Innovative: monopoly

Can you name another yeast extract spread off the top of your head? Vegemite, maybe, if you’re from down under. Now try for three.

The supermarkets try to produce their own version, but this is merely a substitute for the real deal. Ironically, Tesco’s own brand version even apes Marmite’s iconic jar.

One of the closest equivalents would be Heinz Beans, with its much loved ‘Beanz meanz Heinz’ slogan. Yet even this iconic brand hasn’t been immune to changing tastes: sales last year reportedly plummeted by £50 million.

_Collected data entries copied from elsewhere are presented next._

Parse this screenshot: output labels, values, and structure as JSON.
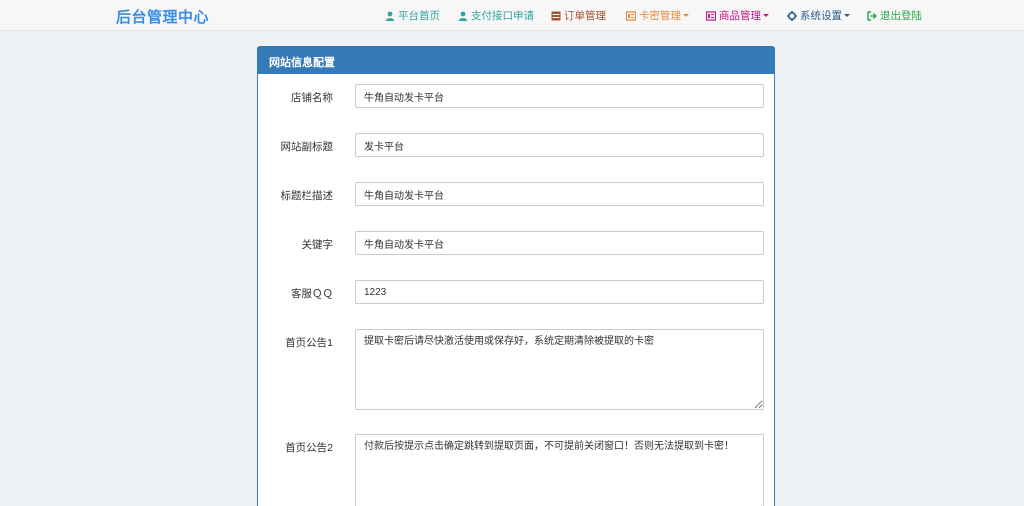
{
  "brand": "后台管理中心",
  "nav": [
    {
      "label": "平台首页",
      "icon": "user-icon",
      "color": "#31a3a0",
      "dropdown": false
    },
    {
      "label": "支付接口申请",
      "icon": "user-icon",
      "color": "#31a3a0",
      "dropdown": false
    },
    {
      "label": "订单管理",
      "icon": "list-icon",
      "color": "#a0522d",
      "dropdown": false
    },
    {
      "label": "卡密管理",
      "icon": "card-icon",
      "color": "#e8883a",
      "dropdown": true
    },
    {
      "label": "商品管理",
      "icon": "card-icon",
      "color": "#c71585",
      "dropdown": true
    },
    {
      "label": "系统设置",
      "icon": "gear-icon",
      "color": "#2a5c8a",
      "dropdown": true
    },
    {
      "label": "退出登陆",
      "icon": "logout-icon",
      "color": "#28a745",
      "dropdown": false
    }
  ],
  "panel": {
    "title": "网站信息配置",
    "fields": [
      {
        "label": "店铺名称",
        "value": "牛角自动发卡平台"
      },
      {
        "label": "网站副标题",
        "value": "发卡平台"
      },
      {
        "label": "标题栏描述",
        "value": "牛角自动发卡平台"
      },
      {
        "label": "关键字",
        "value": "牛角自动发卡平台"
      },
      {
        "label": "客服ＱＱ",
        "value": "1223"
      }
    ],
    "notices": [
      {
        "label": "首页公告1",
        "value": "提取卡密后请尽快激活使用或保存好，系统定期清除被提取的卡密"
      },
      {
        "label": "首页公告2",
        "value": "付款后按提示点击确定跳转到提取页面，不可提前关闭窗口！否则无法提取到卡密！"
      }
    ]
  }
}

Unilever’s dispute with Tesco, on the other hand, only helped to further secure its dominance with a 61% increase in sales following Marmite-gate, confirming that the public were happy to pay extra. To reaffirm its position, the brand is always diversifying its product range, as with its range of Marmite-infused snack foods and ‘Limited Edition’ variants. Champagne Marmite, anyone?

Through their recent battle with Tesco and continuing market dominance, Marmite demonstrates that brand loyalty, when nurtured properly, can lead to an unrivalled position. Theirs is not a story of luck, but rather of hard work, seeking new ways to market the product and appeal to their followers’ attachment to the brand. Yeast extract may be a niche item, but had Marmite not been managed so successfully, there’s nothing to say a competitor could not have broken into the market over more than a century of trading.

So, whether you love it or hate it, Marmite will continue to be one of Britain’s most cherished brands.